Farm Radio International is a not-for-profit from Canada that seeks to eliminate poverty and food insecurity through educational radio programs, works together with PABRA in Tanzania by utilizing its farming professionals on its airwaves.

Farm Radio, for its contribution, makes sure that 50 % of all programs are focused on women are especially smallholder farmers in Tanzania, and that 50 % of the questions that receive replies on air by professionals are submissions from women.

Mary Sengelela who works with Farm Radio in Arusha, said complications remain even during the implementation of such a quota. For example, she noted that most men masquerade as mothers or their wives to make inquiries on the radio program, instead of giving women a chance to participate themselves.

PABRA and Farm Radio both emphasize women Tanzania farmers’ needs in their programming, although socio-economic problems slow down progress.

Mama Musa argued that if she cultivates appropriately, she can harvest triple what she plants, this means if she plants beans worth 2 one-gallon cans, she will get a yield that fills 6 cans. However, she doesn’t plant appropriately. She doesn’t dig trenches to keep rainwater, cultivate in clear rows, or do crop rotation to maintain nutrients in the soil.

She neither uses PABRA inputs nor beans inputs.

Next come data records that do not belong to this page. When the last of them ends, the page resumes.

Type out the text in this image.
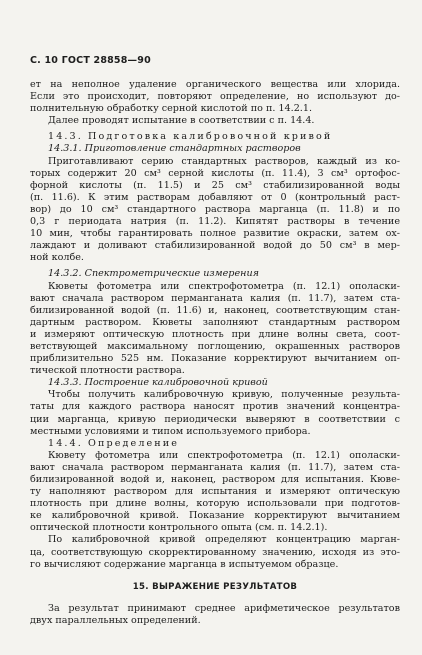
С. 10 ГОСТ 28858—90
ет на неполное удаление органического вещества или хлорида.
Если это происходит, повторяют определение, но используют до-
полнительную обработку серной кислотой по п. 14.2.1.
Далее проводят испытание в соответствии с п. 14.4.
14.3. Подготовка калибровочной кривой
14.3.1. Приготовление стандартных растворов
Приготавливают серию стандартных растворов, каждый из ко-
торых содержит 20 см³ серной кислоты (п. 11.4), 3 см³ ортофос-
форной кислоты (п. 11.5) и 25 см³ стабилизированной воды
(п. 11.6). К этим растворам добавляют от 0 (контрольный раст-
вор) до 10 см³ стандартного раствора марганца (п. 11.8) и по
0,3 г периодата натрия (п. 11.2). Кипятят растворы в течение
10 мин, чтобы гарантировать полное развитие окраски, затем ох-
лаждают и доливают стабилизированной водой до 50 см³ в мер-
ной колбе.
14.3.2. Спектрометрические измерения
Кюветы фотометра или спектрофотометра (п. 12.1) ополаски-
вают сначала раствором перманганата калия (п. 11.7), затем ста-
билизированной водой (п. 11.6) и, наконец, соответствующим стан-
дартным раствором. Кюветы заполняют стандартным раствором
и измеряют оптическую плотность при длине волны света, соот-
ветствующей максимальному поглощению, окрашенных растворов
приблизительно 525 нм. Показание корректируют вычитанием оп-
тической плотности раствора.
14.3.3. Построение калибровочной кривой
Чтобы получить калибровочную кривую, полученные результа-
таты для каждого раствора наносят против значений концентра-
ции марганца, кривую периодически выверяют в соответствии с
местными условиями и типом используемого прибора.
14.4. Определение
Кювету фотометра или спектрофотометра (п. 12.1) ополаски-
вают сначала раствором перманганата калия (п. 11.7), затем ста-
билизированной водой и, наконец, раствором для испытания. Кюве-
ту наполняют раствором для испытания и измеряют оптическую
плотность при длине волны, которую использовали при подготов-
ке калибровочной кривой. Показание корректируют вычитанием
оптической плотности контрольного опыта (см. п. 14.2.1).
По калибровочной кривой определяют концентрацию марган-
ца, соответствующую скорректированному значению, исходя из это-
го вычисляют содержание марганца в испытуемом образце.
15. ВЫРАЖЕНИЕ РЕЗУЛЬТАТОВ
За результат принимают среднее арифметическое результатов
двух параллельных определений.
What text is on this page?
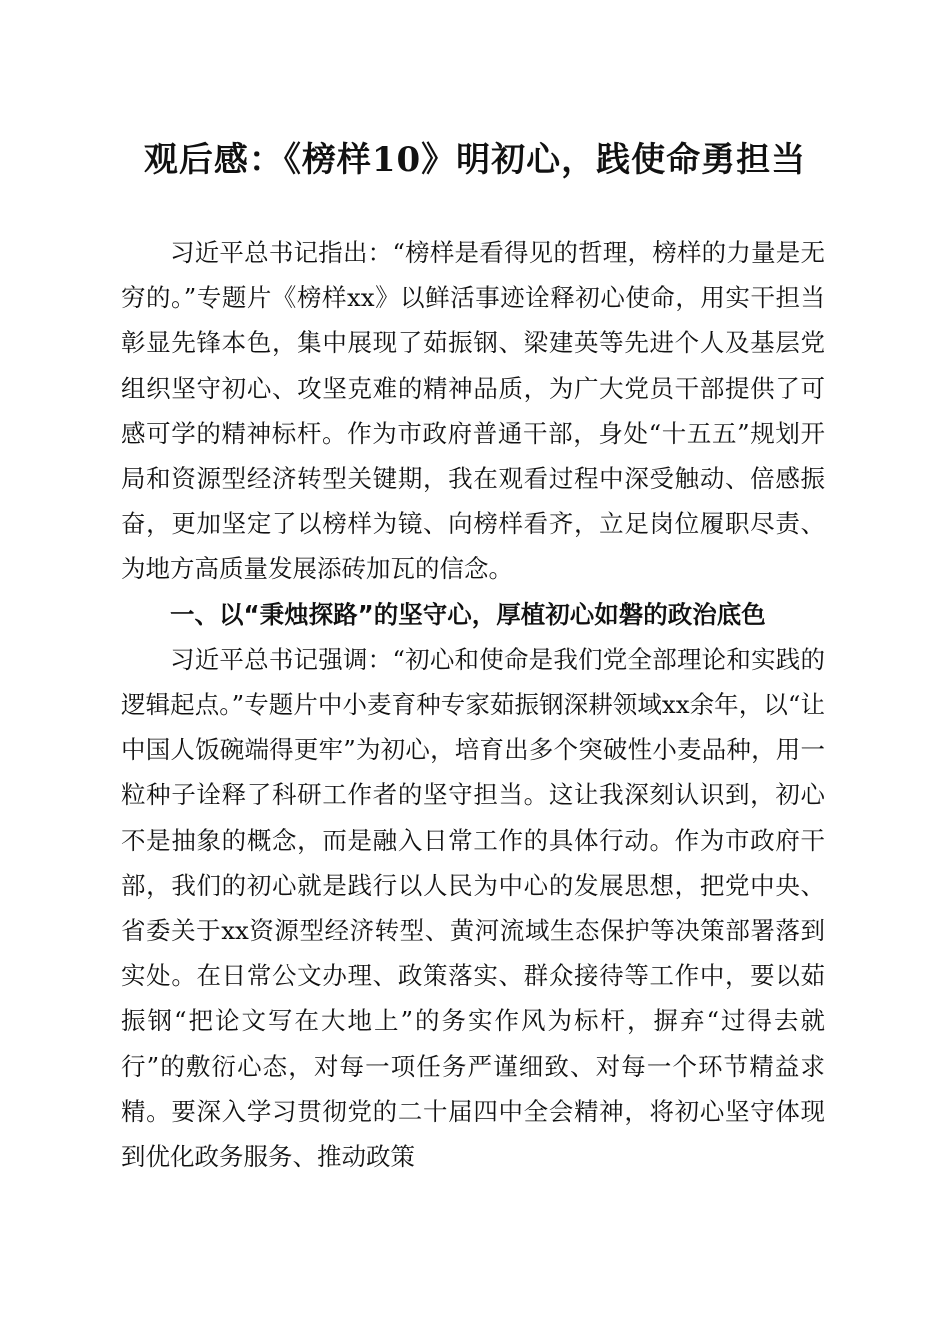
观后感：《榜样10》明初心，践使命勇担当

习近平总书记指出：“榜样是看得见的哲理，榜样的力量是无穷的。”专题片《榜样xx》以鲜活事迹诠释初心使命，用实干担当彰显先锋本色，集中展现了茹振钢、梁建英等先进个人及基层党组织坚守初心、攻坚克难的精神品质，为广大党员干部提供了可感可学的精神标杆。作为市政府普通干部，身处“十五五”规划开局和资源型经济转型关键期，我在观看过程中深受触动、倍感振奋，更加坚定了以榜样为镜、向榜样看齐，立足岗位履职尽责、为地方高质量发展添砖加瓦的信念。

一、以“秉烛探路”的坚守心，厚植初心如磐的政治底色

习近平总书记强调：“初心和使命是我们党全部理论和实践的逻辑起点。”专题片中小麦育种专家茹振钢深耕领域xx余年，以“让中国人饭碗端得更牢”为初心，培育出多个突破性小麦品种，用一粒种子诠释了科研工作者的坚守担当。这让我深刻认识到，初心不是抽象的概念，而是融入日常工作的具体行动。作为市政府干部，我们的初心就是践行以人民为中心的发展思想，把党中央、省委关于xx资源型经济转型、黄河流域生态保护等决策部署落到实处。在日常公文办理、政策落实、群众接待等工作中，要以茹振钢“把论文写在大地上”的务实作风为标杆，摒弃“过得去就行”的敷衍心态，对每一项任务严谨细致、对每一个环节精益求精。要深入学习贯彻党的二十届四中全会精神，将初心坚守体现到优化政务服务、推动政策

She’s been cultivating from childhood, but some outreach workers have come to her, and she has been limited by the price of putting in place the products of those who have.

She is not the only one. In fact, she belongs to the majority.

Women in villages face constraining socio-cultural beliefs and tend to be less privileged compared to men regarding access to resources, assets, and services, such as healthcare, education, technology, loans, extension services, agricultural inputs, and markets, according to a  2014 report by FAO.

Despite progress being slow, the efforts of Farm Radio and PABRA are making an impact, including on an individual farm basis. Mama Musa might not cultivate enhanced bean varieties, moreover, she might not undertake appropriate agronomic practices, however, Amanzi does, and as a result, she has been able to care for her children and take them to school.